Well, you can reduce the order immediately by setting v = u', as you have already (sort of) mentioned. Then I would probably use the integrating factor on the resulting DE:
v' - v (t-1)/t = t/(t+1).
What is the integrating factor here?
The integarting factor I found was e^ integral of (1/t -1) which i worked out to be te^-t but then when i multiplied it with t/(t+1) I had no idea how to integrate it....
Right. Looking good so far. So now we must integrate the RHS which is, as you've pointed out, the integral
This is not a very nice integral, I grant you. At this point, I would probably substitute in order to get rid of that sum in the denominator. What does this get you?
s = t + 1
t = s -1
dt = ds
That's right. Keep going... what would you do next?
uuuummm I tried to split it up as in (s-1)^2/s x e^1-s/2 then expanded the (s-1)^2/2 to get (s - 2 - 1/s). e^(1-s)/s ...but that didnt really help haha
Hmm. Clean up your notation there and check your minus signs. The integral should break up into three pieces, each of which you handle differently.

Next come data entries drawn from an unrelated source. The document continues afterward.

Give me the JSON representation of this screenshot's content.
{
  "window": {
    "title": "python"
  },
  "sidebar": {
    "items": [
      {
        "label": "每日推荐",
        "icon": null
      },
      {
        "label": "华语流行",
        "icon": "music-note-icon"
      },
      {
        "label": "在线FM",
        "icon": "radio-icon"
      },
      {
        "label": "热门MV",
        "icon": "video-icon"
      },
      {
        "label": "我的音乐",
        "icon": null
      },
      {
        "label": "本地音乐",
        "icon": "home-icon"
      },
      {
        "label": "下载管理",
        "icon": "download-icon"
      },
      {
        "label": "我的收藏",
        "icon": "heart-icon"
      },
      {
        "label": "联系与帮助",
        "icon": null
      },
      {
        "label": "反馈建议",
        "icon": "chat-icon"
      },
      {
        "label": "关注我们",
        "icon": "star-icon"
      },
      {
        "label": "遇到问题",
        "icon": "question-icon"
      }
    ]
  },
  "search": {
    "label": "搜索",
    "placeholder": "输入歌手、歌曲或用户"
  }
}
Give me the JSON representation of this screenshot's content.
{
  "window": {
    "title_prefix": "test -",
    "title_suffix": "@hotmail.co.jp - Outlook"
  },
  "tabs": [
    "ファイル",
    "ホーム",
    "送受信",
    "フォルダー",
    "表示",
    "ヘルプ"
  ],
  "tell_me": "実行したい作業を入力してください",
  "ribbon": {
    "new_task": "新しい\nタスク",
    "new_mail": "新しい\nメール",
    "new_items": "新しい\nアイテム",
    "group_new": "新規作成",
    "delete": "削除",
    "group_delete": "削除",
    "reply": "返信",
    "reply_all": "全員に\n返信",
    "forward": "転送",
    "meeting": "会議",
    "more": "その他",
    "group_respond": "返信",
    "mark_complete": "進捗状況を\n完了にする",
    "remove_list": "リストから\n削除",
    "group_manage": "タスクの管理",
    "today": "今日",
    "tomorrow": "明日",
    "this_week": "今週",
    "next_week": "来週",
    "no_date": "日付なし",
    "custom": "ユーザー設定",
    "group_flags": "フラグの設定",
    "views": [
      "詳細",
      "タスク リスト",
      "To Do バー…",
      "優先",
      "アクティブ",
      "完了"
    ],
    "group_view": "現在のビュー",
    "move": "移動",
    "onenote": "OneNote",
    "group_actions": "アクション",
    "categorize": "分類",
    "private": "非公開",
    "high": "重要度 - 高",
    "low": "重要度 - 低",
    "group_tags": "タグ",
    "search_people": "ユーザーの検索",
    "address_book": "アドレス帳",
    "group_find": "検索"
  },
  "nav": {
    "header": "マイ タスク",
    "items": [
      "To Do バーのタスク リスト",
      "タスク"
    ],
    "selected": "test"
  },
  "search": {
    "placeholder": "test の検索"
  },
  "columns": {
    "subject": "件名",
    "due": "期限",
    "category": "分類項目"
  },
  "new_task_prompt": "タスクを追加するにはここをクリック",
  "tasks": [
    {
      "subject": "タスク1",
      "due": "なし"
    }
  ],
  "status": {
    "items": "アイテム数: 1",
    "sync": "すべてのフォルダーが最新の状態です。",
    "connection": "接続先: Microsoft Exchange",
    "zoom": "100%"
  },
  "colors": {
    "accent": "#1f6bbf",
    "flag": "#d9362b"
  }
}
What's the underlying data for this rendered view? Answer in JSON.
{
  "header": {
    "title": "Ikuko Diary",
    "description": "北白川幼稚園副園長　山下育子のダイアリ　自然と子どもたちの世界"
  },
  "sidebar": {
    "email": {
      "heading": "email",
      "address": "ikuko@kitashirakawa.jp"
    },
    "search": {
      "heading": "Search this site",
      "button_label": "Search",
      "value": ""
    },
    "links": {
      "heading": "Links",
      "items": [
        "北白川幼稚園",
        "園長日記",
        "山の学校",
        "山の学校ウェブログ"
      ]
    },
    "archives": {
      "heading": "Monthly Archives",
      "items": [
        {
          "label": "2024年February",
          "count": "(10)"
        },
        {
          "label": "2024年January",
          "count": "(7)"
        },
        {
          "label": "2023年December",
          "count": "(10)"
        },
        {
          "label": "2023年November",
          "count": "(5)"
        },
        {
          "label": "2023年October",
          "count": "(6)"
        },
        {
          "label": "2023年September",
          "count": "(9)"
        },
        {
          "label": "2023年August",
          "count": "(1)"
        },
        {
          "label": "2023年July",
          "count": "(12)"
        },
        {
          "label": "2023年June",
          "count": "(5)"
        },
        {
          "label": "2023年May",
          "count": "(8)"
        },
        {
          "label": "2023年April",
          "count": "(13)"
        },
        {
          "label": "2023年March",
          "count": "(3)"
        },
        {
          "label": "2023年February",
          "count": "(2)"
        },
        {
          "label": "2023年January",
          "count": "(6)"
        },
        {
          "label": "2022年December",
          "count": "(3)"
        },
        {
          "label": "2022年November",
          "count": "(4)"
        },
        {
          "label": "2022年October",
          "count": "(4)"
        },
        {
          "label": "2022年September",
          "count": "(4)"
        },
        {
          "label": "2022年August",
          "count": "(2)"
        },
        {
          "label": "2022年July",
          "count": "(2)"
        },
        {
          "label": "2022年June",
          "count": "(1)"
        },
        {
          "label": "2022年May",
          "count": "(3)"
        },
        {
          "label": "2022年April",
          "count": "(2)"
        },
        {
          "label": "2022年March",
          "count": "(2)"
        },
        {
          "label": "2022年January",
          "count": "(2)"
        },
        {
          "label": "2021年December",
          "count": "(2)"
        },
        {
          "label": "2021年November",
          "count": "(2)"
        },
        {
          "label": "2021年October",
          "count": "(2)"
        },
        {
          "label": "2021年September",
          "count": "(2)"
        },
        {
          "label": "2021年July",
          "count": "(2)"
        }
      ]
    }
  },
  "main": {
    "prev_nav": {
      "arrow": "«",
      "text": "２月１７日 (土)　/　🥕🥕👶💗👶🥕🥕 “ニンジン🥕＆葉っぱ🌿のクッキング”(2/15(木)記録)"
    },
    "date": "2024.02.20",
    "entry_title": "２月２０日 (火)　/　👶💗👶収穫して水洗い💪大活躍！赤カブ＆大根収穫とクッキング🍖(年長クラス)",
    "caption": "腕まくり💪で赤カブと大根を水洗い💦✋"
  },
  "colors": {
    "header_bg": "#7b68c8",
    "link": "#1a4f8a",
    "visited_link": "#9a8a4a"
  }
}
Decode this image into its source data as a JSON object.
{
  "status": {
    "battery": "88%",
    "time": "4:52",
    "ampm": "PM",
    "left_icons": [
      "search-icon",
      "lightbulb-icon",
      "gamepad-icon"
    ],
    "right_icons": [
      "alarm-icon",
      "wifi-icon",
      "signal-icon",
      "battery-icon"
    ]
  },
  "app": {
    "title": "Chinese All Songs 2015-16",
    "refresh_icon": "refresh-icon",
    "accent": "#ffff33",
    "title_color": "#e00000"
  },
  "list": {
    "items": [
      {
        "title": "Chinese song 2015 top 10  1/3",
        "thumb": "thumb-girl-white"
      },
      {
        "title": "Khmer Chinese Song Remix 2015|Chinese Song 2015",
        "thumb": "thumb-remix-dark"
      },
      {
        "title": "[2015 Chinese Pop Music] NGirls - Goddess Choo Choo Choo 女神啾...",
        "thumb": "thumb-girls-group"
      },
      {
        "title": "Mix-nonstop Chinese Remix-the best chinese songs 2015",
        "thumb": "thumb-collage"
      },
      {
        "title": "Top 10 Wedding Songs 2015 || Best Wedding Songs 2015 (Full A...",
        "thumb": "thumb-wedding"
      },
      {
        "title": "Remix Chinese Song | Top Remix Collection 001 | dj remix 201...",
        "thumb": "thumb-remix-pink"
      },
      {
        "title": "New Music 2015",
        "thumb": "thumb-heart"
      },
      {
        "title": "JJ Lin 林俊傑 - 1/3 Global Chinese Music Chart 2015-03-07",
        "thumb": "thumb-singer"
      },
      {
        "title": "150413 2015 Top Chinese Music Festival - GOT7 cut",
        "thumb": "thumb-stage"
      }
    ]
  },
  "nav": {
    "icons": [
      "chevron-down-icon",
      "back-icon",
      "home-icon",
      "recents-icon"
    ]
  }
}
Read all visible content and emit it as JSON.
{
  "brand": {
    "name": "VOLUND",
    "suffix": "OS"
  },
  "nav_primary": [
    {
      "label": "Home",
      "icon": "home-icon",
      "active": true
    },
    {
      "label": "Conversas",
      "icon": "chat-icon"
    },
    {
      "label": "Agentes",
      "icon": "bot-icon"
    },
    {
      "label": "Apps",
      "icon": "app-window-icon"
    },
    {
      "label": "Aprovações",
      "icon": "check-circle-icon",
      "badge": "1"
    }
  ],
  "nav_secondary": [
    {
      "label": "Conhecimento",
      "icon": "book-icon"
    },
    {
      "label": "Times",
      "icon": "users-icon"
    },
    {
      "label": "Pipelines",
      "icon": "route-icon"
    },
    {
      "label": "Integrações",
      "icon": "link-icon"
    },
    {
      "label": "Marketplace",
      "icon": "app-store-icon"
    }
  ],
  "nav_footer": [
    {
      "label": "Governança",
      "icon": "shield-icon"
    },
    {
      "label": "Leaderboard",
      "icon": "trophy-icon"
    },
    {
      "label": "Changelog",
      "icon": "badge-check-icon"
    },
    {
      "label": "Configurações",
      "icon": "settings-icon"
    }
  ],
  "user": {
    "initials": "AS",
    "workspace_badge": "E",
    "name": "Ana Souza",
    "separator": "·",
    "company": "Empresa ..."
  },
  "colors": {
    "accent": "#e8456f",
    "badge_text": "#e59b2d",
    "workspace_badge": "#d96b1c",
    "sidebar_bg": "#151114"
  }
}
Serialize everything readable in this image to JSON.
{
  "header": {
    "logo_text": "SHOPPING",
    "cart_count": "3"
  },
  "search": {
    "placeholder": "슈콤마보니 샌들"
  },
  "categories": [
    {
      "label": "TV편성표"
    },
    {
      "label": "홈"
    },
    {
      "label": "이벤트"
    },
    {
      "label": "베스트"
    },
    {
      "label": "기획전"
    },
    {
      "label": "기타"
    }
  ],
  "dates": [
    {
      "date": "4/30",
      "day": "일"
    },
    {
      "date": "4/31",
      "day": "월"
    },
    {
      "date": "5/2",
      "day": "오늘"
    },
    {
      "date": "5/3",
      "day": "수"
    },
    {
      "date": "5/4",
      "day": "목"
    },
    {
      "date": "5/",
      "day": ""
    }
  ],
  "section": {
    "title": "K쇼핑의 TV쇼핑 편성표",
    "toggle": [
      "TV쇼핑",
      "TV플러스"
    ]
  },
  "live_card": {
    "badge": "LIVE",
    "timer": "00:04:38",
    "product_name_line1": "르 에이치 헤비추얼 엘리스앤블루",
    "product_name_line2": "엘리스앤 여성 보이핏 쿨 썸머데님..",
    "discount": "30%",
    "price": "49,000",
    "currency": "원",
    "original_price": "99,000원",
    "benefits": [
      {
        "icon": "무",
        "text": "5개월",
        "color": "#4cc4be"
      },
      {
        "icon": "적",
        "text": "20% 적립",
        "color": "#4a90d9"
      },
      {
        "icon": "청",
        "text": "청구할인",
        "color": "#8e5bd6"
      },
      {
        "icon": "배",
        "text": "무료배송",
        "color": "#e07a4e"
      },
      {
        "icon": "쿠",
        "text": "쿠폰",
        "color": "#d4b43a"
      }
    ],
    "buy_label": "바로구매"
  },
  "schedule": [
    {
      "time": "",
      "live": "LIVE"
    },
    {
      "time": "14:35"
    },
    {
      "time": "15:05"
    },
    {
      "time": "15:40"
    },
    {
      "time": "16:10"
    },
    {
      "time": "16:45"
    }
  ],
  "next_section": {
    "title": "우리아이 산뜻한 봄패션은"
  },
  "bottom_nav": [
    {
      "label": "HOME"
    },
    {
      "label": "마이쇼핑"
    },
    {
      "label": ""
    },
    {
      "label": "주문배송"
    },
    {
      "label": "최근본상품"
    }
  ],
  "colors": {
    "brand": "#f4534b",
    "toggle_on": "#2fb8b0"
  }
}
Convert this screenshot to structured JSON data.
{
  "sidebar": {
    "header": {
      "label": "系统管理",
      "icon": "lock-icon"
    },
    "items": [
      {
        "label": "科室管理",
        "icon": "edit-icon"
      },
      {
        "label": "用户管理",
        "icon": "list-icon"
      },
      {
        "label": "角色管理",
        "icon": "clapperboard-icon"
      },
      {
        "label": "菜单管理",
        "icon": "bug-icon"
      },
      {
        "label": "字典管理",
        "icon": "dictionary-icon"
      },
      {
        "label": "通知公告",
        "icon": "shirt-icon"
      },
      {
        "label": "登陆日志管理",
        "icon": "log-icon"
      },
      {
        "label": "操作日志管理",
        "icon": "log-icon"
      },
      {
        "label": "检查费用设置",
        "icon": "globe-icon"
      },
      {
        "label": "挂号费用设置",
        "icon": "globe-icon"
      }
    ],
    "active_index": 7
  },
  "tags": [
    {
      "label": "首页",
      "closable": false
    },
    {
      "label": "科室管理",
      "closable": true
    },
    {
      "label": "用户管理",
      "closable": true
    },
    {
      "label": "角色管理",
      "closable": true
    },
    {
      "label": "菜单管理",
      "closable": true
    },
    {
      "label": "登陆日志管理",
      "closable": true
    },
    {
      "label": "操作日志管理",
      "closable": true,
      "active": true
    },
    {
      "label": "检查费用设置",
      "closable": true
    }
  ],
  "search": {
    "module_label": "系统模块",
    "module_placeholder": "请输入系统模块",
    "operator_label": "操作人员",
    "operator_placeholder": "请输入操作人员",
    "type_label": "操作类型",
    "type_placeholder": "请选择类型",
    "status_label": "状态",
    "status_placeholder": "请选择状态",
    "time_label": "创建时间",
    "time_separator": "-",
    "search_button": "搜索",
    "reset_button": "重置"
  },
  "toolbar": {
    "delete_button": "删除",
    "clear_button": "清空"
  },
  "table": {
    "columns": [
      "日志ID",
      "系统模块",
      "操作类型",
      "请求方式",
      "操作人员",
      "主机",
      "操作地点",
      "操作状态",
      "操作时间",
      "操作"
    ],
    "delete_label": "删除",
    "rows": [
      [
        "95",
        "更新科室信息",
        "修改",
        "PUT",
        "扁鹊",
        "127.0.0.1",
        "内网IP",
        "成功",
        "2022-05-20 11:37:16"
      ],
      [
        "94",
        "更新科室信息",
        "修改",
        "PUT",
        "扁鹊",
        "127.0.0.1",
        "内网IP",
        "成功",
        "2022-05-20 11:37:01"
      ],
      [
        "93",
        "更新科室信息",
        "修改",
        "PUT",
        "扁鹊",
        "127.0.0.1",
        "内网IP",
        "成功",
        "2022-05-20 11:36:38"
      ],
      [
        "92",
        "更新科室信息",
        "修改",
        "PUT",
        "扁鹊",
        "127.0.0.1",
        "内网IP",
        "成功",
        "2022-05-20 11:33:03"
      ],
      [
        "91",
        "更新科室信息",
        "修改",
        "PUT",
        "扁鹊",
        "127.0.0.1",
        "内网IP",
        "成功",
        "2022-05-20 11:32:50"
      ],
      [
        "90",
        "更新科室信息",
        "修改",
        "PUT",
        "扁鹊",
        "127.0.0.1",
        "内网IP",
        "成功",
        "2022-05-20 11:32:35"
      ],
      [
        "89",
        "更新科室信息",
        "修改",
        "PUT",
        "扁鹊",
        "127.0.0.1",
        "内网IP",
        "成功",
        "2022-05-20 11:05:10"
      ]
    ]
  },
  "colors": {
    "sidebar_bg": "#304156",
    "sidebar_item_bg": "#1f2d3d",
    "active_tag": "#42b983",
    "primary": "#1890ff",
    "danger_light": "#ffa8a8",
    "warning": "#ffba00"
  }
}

Okay I redid it and got exp(1-s) - 2exp(1-s).s^-1 + s^2exp(1-s) I can only integrate 2 of them though..I'm not quite sure how to integrate the middle term..
Right. The middle term is the tricky one. In fact, it's so hard it's easy (if you know the result, that is).
The middle integral gives you what's called the exponential integral function. In fact, there is no elementary antiderivative. So your final solution is just going to have to include that term unsimplified. Incidentally, wolframalpha has the exponential integral term in its solution if you just go from scratch with the DSolve command.
Don't forget also that you have to integrate one more time to get to u. I wouldn't bother trying to integrate the exponential integral function. Just write out the integral.